Late last December, in the quiet lull between Christmas and New Year’s, J and I made a pilgrimage to New York City, where we disembarked at Penn Station, walked to Ground Zero, and visited the 9/11 Memorial before having lunch, walking back to our train, and returning to Boston. It was a quintessential day trip: a journey there and back lasting little more than twelve hours.
Like any pilgrimage, it was a trip we’d planned months beforehand, as soon as we heard the 9/11 Memorial would be open to visitors on a reservation-only basis. The site was still an active construction zone, with workers raising nearby Freedom Tower; even with guest passes, we had to wend our way through a labyrinthine security line where no one complained about walking through metal detectors or passing their bags through X-ray machines.
On a pilgrimage, you expect your travel to involve more than a bit of travail; on a pilgrimage, you’re willing to cultivate the virtues of patience and long-suffering, recognizing that life is a journey with many unforeseen twists and turns.
Before we visited the 9/11 Memorial last December, J and I had seen a series of TV documentaries aired in honor of last September’s ten-year anniversary of the terrorist attacks. We’d seen interviews with construction workers building Freedom Tower, we’d learned about the design of the memorial itself with its sunken waterfalls marking the footprints of the Twin Towers, and we’d learned the logic behind the arrangement of names on the metal panels rimming those fountains.
J and I arrived with a scrap of paper upon which I’d written the locations of two names we wanted to find during our visit: Patrick J. Quigley IV, who is buried in a cemetery not far from our house, and Welles Remy Crowther, a Boston College graduate who died after saving a dozen people from the South Tower. J and I never met either man, but their stories helped us put a face on the tragedy, and it felt appropriate to seek out their names in order to pay our respects.

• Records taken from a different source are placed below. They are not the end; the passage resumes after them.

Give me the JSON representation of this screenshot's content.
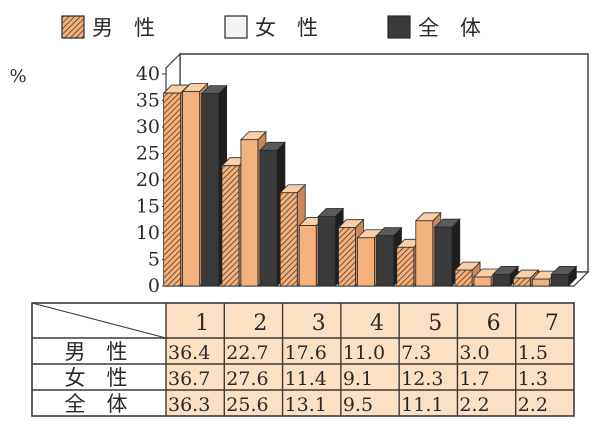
{
  "chart_data": {
    "type": "bar",
    "style": "3d-clustered",
    "unit_label": "%",
    "ylim": [
      0,
      40
    ],
    "yticks": [
      "0",
      "5",
      "10",
      "15",
      "20",
      "25",
      "30",
      "35",
      "40"
    ],
    "categories": [
      "1",
      "2",
      "3",
      "4",
      "5",
      "6",
      "7"
    ],
    "legend_placement": "top",
    "series": [
      {
        "name": "男　性",
        "fill": "hatched",
        "values": [
          36.4,
          22.7,
          17.6,
          11.0,
          7.3,
          3.0,
          1.5
        ]
      },
      {
        "name": "女　性",
        "fill": "light",
        "values": [
          36.7,
          27.6,
          11.4,
          9.1,
          12.3,
          1.7,
          1.3
        ]
      },
      {
        "name": "全　体",
        "fill": "dark",
        "values": [
          36.3,
          25.6,
          13.1,
          9.5,
          11.1,
          2.2,
          2.2
        ]
      }
    ],
    "table": {
      "rows": [
        {
          "label": "男　性",
          "cells": [
            "36.4",
            "22.7",
            "17.6",
            "11.0",
            "7.3",
            "3.0",
            "1.5"
          ]
        },
        {
          "label": "女　性",
          "cells": [
            "36.7",
            "27.6",
            "11.4",
            "9.1",
            "12.3",
            "1.7",
            "1.3"
          ]
        },
        {
          "label": "全　体",
          "cells": [
            "36.3",
            "25.6",
            "13.1",
            "9.5",
            "11.1",
            "2.2",
            "2.2"
          ]
        }
      ]
    },
    "colors": {
      "bar_face": "#f2b27e",
      "bar_top": "#f8cfa6",
      "bar_side": "#c9875a",
      "dark_face": "#3a3a3a",
      "dark_top": "#5a5a5a",
      "dark_side": "#1e1e1e",
      "grid": "#3a3a3a",
      "table_fill": "#fbe0c4",
      "table_line": "#3a3a3a"
    }
  }
}
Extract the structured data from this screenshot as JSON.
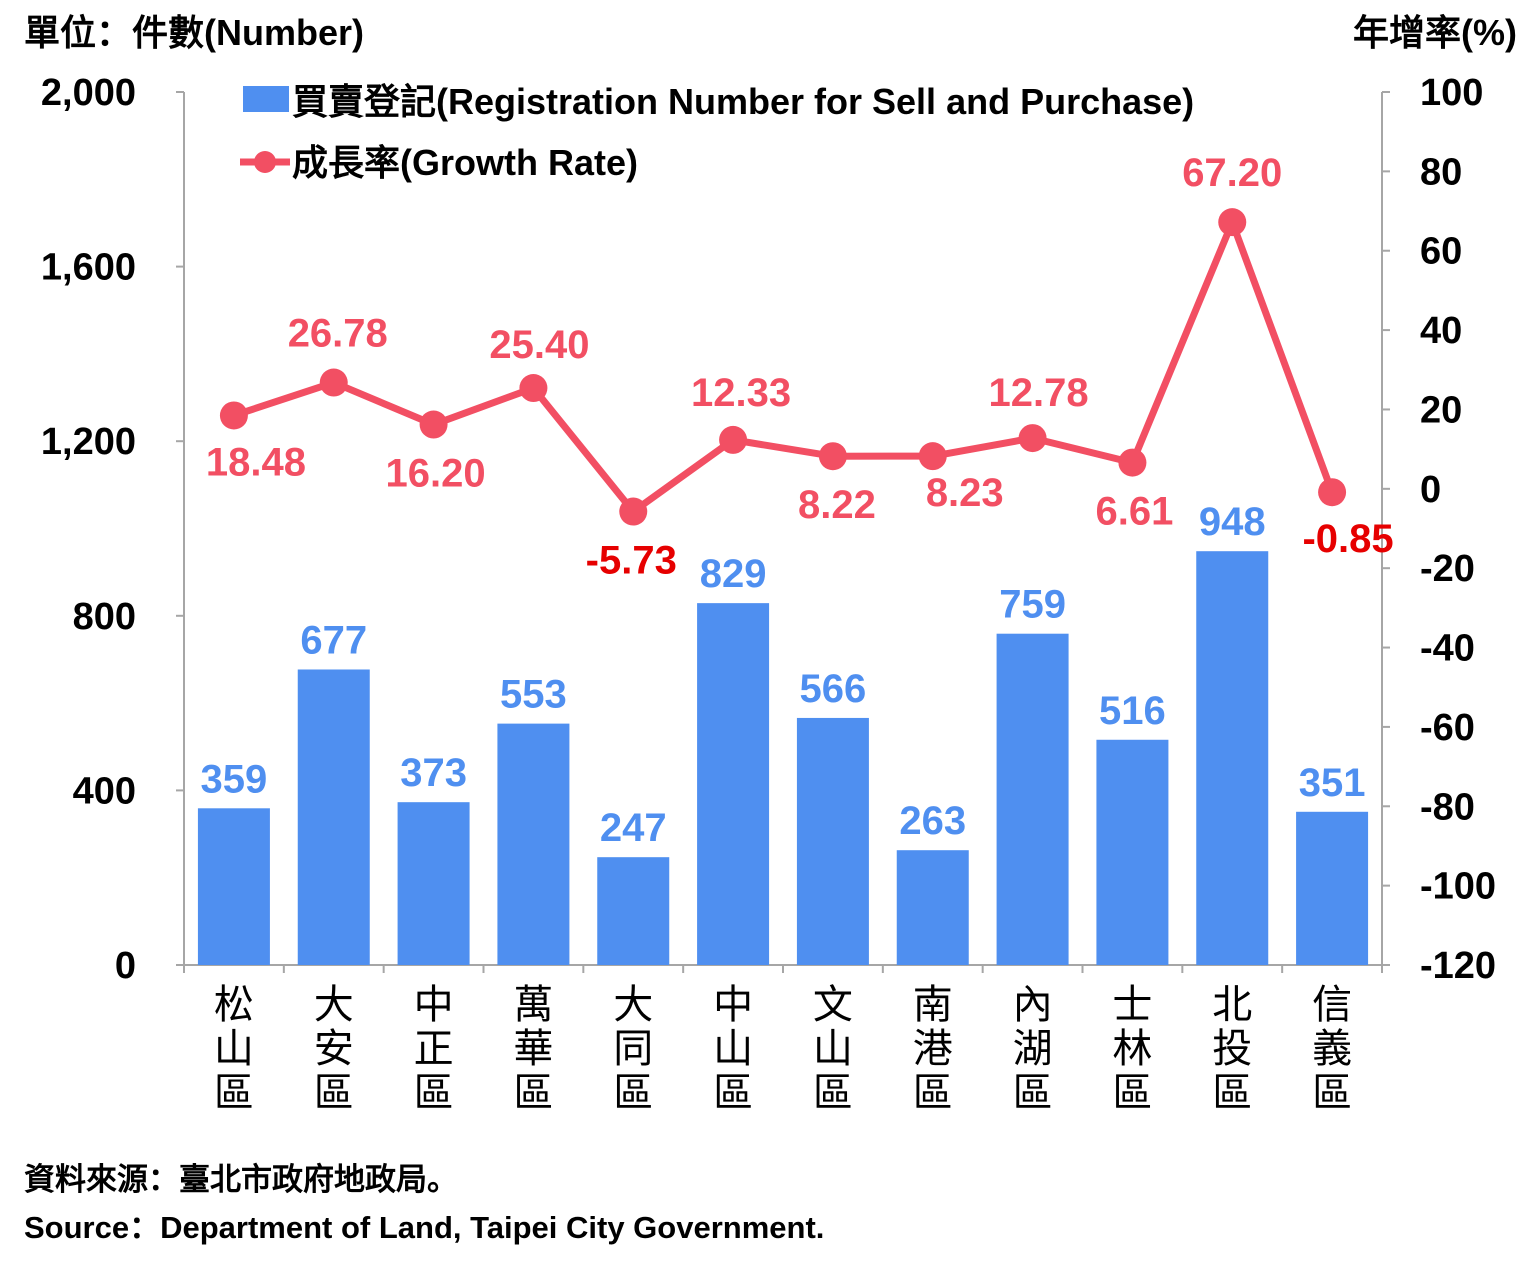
{
  "unit_left": "單位：件數(Number)",
  "unit_right": "年增率(%)",
  "source_zh": "資料來源：臺北市政府地政局。",
  "source_en": "Source：Department of Land, Taipei City Government.",
  "colors": {
    "bar": "#4f8ff0",
    "bar_label": "#4f8ff0",
    "line": "#f24f63",
    "line_label": "#f24f63",
    "negative_label": "#e60000",
    "axis": "#a6a6a6",
    "text": "#000000"
  },
  "chart_data": {
    "type": "bar",
    "title": "",
    "categories": [
      "松山區",
      "大安區",
      "中正區",
      "萬華區",
      "大同區",
      "中山區",
      "文山區",
      "南港區",
      "內湖區",
      "士林區",
      "北投區",
      "信義區"
    ],
    "series": [
      {
        "name": "買賣登記(Registration Number for Sell and Purchase)",
        "type": "bar",
        "axis": "left",
        "values": [
          359,
          677,
          373,
          553,
          247,
          829,
          566,
          263,
          759,
          516,
          948,
          351
        ]
      },
      {
        "name": "成長率(Growth Rate)",
        "type": "line",
        "axis": "right",
        "values": [
          18.48,
          26.78,
          16.2,
          25.4,
          -5.73,
          12.33,
          8.22,
          8.23,
          12.78,
          6.61,
          67.2,
          -0.85
        ],
        "labels": [
          "18.48",
          "26.78",
          "16.20",
          "25.40",
          "-5.73",
          "12.33",
          "8.22",
          "8.23",
          "12.78",
          "6.61",
          "67.20",
          "-0.85"
        ]
      }
    ],
    "y_left": {
      "min": 0,
      "max": 2000,
      "ticks": [
        0,
        400,
        800,
        1200,
        1600,
        2000
      ],
      "tick_labels": [
        "0",
        "400",
        "800",
        "1,200",
        "1,600",
        "2,000"
      ]
    },
    "y_right": {
      "min": -120,
      "max": 100,
      "ticks": [
        -120,
        -100,
        -80,
        -60,
        -40,
        -20,
        0,
        20,
        40,
        60,
        80,
        100
      ],
      "tick_labels": [
        "-120",
        "-100",
        "-80",
        "-60",
        "-40",
        "-20",
        "0",
        "20",
        "40",
        "60",
        "80",
        "100"
      ]
    },
    "grid": false,
    "legend": {
      "position": "top-left"
    }
  }
}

As J and I walked around both waterfalls and considered the long, low wall of names surrounding them, I kept thinking of a line from the Psalms, “Deep calls to deep in the roar of your waterfalls; all your waves and breakers have swept over me” (Psalm 42:7, NIV). The Psalms contain prayers of praise and thanksgiving, but they also contain poems of anguish and despair.
The sunken waterfalls of the Memorial evoke the heavy-heartedness most of us associate with 9/11, with falling water that is eerily reminiscent of both falling buildings and falling bodies. But falling water cannot be wounded: in the form of vapor, falling water rises again. The day J and I visited the Memorial was brisk and breezy, and one of the waterfalls was veiled with mist and a flirtation of rainbows that hinted toward the irrepressible nature of both spirit and beauty.
A waterfall is the opposite of a looming tower: instead of rising up, these waters fall down. The sunken nature of the 9/11 Memorial waterfalls reminded me of a sipapu, the hole inside a Pueblo Indian dwelling that represents the opening through which ancient ancestors arrived in this world.
When so many spirits left their bodies on September 11, 2001, where did they go? Did they fall down, like water; did they rise up, like clouds; or did they remain in our midst, like mist? What exactly are the waves and breakers the poet mentions in Psalm 42? Are they the waves of loss, the breakers of despair, or the sea of loved ones who will never be forgotten, even under the shadow of a veil of tears?